The US is violating so many basic rights in relation to healthcare access and its citizens seem not to be engaged enough to care and protect their own rights.

  1. philipalcabes said:

    This is a great post from Abby, dealing with a profoundly troubling problem: The country whose policies are supposed to promote human rights is not really very good at making health care available to its own citizens!

    On one view, it seems crazy that the Obama administration’s health care reform act — really a reform of health insurance, not health care — might be overturned, since it gives more health insurance to more people and therefore provides more access to the medical care system.

    On another view, though, you might ask whether it’s good enough, from a human rights perspective, merely to provide more health insurance. Requiring everyone to buy health insurance, and making it possible for poor people to afford it, are ways of getting more insurance to more people. But some would argue that that’s not the same as getting more care to more people. Or better care.

    And of course others argue that health insurance, or access to medical treatment, isn’t really a right that the federal government should be concerning itself with.

    What do you think?

  2. jewelwint said:

    This is a very interesting post and it is an ongoing debate at my job’s break table! By requiring all US citizens to have health insurance, that does not mean that all US citizens will receive the benefits that should come with that insurance card. Giving more people access to the medical care system in my opinion will not lead to quality health care; I believe that it will lead to a more profit driven health care system.

    The Institute of Medicine holds that quality health care should be effective, safe, timely, patient centered, equitable and efficient. Before approving the Obama administration’s health care reform act, we need to get these characteristics to be main priorities in the health care system that we currently have.

  3. jaredb said:

    I too see this as an interesting debate, and it is one of the topics in mainstream news that I follow more closely. Last semester I took a class that dove into the topic of health care reform head first, and really helped to clarify man of the issues. My overall conclusion at the end of the semester is that the Patient Protection and Affordable Care Act is a well written piece of legislation that seems to take into account many of the issues that arise when contemplating the current medical delivery system in the US.

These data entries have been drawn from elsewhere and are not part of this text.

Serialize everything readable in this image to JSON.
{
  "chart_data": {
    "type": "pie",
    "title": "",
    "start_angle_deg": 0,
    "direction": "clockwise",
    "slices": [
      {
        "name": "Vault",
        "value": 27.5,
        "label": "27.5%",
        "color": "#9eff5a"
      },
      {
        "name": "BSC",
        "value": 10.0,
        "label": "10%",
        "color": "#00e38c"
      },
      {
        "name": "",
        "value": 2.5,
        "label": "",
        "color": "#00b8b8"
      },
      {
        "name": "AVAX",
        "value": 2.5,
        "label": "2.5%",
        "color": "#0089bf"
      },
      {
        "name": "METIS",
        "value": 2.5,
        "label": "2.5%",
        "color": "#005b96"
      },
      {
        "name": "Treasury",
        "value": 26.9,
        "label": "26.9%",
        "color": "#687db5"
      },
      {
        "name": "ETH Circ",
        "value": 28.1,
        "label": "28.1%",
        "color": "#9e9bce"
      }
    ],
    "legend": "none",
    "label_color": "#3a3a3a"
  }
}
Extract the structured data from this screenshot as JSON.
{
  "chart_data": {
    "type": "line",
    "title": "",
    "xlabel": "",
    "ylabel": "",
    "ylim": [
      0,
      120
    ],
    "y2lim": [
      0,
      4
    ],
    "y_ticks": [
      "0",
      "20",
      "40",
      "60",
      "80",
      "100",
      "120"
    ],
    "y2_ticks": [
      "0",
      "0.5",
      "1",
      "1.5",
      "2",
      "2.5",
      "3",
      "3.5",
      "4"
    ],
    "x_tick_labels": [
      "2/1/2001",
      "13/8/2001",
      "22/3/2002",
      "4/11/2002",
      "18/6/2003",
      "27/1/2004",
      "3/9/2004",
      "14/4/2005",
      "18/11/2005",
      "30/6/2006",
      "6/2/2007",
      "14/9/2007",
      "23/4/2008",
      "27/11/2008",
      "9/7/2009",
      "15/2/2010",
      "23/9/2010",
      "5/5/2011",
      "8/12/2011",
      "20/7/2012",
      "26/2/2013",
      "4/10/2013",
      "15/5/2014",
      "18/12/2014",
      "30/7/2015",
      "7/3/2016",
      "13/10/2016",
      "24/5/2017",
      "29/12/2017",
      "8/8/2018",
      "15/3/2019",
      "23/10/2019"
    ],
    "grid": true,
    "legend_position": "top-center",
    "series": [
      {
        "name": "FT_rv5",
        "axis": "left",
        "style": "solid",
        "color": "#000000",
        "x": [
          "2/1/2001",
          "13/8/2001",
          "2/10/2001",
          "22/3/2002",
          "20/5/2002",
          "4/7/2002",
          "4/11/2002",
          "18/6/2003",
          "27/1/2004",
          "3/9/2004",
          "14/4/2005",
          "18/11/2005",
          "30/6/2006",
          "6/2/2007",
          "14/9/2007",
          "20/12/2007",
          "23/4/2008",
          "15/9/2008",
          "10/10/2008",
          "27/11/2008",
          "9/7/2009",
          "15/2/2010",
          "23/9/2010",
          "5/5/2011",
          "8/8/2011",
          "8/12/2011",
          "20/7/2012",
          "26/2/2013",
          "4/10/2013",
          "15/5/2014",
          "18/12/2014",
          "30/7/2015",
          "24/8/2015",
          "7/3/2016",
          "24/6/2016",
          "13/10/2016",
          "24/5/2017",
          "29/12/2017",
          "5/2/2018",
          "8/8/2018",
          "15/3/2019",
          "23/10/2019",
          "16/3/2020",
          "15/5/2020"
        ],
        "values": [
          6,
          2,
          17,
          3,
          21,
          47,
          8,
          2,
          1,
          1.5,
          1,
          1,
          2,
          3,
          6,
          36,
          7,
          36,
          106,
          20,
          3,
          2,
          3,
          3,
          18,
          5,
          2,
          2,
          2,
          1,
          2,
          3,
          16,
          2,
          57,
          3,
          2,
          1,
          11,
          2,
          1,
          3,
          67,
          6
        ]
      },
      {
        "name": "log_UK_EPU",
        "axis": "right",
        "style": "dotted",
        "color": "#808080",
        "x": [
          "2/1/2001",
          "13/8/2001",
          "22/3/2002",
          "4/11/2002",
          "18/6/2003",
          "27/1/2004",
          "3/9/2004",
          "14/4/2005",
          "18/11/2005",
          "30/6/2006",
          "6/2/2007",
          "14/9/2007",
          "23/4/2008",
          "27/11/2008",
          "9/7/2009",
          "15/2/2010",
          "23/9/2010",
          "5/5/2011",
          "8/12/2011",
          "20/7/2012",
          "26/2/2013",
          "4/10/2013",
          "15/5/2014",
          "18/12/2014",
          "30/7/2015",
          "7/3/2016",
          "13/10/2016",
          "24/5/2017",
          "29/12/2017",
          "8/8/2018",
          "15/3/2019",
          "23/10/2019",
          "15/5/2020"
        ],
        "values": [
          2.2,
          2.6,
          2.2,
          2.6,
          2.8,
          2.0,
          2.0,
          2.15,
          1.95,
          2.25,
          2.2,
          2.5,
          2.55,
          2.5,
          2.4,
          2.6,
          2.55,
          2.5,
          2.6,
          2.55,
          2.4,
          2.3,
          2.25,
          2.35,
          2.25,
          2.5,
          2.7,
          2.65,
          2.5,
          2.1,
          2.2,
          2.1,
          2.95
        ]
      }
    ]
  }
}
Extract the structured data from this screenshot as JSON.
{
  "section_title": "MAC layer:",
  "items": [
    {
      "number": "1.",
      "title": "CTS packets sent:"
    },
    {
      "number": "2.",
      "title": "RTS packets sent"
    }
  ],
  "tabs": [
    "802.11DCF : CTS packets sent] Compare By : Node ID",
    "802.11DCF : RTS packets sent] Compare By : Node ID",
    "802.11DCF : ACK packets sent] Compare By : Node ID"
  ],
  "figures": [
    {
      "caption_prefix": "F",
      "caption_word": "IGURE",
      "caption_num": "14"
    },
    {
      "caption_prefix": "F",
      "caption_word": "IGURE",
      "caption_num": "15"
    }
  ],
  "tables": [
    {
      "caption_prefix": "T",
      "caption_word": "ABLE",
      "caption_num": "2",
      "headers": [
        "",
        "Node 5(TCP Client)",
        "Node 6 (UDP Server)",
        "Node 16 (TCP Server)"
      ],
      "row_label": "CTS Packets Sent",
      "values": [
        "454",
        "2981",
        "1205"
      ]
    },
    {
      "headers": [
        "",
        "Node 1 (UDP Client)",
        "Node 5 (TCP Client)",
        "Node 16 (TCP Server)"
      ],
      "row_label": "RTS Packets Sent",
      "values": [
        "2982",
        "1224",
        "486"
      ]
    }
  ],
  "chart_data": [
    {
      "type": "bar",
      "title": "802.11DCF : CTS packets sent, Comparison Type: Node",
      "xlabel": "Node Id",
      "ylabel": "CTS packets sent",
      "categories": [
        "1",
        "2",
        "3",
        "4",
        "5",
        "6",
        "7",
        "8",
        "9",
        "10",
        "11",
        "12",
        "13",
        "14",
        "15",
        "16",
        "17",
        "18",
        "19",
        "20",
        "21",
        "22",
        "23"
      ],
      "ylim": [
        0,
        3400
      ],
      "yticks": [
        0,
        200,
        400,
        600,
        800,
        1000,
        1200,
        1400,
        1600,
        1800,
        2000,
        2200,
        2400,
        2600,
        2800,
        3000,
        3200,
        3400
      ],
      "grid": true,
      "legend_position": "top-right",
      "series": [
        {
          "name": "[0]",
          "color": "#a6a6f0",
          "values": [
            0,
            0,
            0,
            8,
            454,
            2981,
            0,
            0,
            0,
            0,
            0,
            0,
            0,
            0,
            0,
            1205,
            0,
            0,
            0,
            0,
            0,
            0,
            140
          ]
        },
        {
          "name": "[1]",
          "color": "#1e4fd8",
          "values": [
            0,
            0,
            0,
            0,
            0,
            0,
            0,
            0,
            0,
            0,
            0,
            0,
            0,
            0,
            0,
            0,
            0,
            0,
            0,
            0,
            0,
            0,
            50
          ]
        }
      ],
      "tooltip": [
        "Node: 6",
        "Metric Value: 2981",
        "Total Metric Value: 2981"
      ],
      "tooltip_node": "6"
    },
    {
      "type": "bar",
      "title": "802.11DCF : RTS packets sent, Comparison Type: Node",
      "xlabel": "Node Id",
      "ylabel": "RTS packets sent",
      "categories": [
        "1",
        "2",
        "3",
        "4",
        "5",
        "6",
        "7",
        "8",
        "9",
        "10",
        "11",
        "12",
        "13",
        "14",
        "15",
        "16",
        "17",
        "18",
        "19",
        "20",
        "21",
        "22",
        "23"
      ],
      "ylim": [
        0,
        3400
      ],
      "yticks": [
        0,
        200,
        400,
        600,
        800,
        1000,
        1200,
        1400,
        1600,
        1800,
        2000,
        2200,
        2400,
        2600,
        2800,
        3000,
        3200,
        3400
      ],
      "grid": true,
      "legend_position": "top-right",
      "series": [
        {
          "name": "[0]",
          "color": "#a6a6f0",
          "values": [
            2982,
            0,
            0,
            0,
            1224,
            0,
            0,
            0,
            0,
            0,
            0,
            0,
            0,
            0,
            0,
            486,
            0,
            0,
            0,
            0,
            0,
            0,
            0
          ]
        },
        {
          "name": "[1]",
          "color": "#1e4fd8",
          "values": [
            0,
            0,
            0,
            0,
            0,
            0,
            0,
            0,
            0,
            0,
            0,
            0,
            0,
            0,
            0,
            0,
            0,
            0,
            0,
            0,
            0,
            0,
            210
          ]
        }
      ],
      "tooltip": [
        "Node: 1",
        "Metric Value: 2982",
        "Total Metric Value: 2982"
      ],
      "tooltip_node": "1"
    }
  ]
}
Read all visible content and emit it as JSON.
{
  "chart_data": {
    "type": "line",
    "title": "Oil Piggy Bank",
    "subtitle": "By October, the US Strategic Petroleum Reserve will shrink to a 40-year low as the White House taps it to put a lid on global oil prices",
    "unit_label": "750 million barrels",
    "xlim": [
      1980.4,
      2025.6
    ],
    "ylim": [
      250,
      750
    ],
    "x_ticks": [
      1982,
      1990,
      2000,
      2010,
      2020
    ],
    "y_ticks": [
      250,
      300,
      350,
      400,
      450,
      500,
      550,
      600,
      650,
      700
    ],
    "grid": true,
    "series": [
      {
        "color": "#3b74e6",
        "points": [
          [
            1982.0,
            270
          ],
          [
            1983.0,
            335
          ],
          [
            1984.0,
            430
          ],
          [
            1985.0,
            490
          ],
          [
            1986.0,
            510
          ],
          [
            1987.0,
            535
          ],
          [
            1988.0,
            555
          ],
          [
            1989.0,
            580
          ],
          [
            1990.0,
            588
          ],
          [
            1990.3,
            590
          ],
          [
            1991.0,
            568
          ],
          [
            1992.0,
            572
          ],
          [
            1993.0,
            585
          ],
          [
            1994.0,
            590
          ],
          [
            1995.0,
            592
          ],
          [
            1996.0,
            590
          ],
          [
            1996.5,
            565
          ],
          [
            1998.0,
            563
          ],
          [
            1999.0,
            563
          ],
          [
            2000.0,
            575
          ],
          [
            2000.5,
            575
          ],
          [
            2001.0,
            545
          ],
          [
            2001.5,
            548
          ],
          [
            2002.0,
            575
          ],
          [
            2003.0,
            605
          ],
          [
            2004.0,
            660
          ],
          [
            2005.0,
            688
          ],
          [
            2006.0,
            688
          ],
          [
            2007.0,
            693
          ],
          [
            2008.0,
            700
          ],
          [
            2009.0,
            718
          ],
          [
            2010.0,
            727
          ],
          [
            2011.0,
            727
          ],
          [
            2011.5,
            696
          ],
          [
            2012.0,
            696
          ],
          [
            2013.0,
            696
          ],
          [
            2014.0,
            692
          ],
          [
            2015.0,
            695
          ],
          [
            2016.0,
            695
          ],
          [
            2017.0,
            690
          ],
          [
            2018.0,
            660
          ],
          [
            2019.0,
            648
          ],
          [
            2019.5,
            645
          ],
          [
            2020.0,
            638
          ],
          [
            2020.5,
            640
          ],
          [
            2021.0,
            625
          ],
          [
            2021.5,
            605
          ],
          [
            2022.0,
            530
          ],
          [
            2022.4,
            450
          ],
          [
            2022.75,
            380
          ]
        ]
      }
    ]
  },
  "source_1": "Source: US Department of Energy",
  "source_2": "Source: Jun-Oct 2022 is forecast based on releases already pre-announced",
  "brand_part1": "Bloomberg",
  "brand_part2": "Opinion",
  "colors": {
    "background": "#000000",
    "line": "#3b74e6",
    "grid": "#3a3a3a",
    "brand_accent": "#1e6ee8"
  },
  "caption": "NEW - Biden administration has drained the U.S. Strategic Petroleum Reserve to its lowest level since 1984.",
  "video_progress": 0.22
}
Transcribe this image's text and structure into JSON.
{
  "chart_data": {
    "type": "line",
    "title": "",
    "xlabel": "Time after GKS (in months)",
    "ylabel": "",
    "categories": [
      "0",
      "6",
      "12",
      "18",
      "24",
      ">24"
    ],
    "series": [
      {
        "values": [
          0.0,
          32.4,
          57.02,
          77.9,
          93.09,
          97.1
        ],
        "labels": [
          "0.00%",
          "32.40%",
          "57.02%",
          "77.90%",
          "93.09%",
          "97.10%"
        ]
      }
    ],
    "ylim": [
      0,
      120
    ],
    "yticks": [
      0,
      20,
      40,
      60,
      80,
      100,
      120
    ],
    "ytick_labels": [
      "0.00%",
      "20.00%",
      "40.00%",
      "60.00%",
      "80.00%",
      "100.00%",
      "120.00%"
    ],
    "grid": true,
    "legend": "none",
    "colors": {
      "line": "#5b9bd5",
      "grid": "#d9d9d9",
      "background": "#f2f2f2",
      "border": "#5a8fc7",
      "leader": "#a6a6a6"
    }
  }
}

    Here is a good overview of the act:

    While I do have some issues with the mandate (I don’t like the idea of requiring citizens to purchase health insurance out of pocket), I do see the benefit of a large risk pool. The risk pool spreads the cost of coverage over a larger population. As far as the unconstitutionality of Medicare expansion, the truth is that the expansion will largely be paid for by the Federal Government for the first several years, and slowly shift to the responsibility of States. At the center of this issue is the establishment of a federal income standard for Medicare eligibility, the issue that arises is the perceived usurping of States rights by the Federal Government. My perspective is that a federal standard would benefit the largest number of people. Ultimately I feel that an insurance system that provides universal coverage, where the government is the single payer, would be less costly and more effective, the PPACA makes strides toward improving health care coverage in the nation.

    I understand that health is very different than health insurance, but in the current system there is some relation between the two, I believe that the PPACA is a benefit to the health of the nations citizens.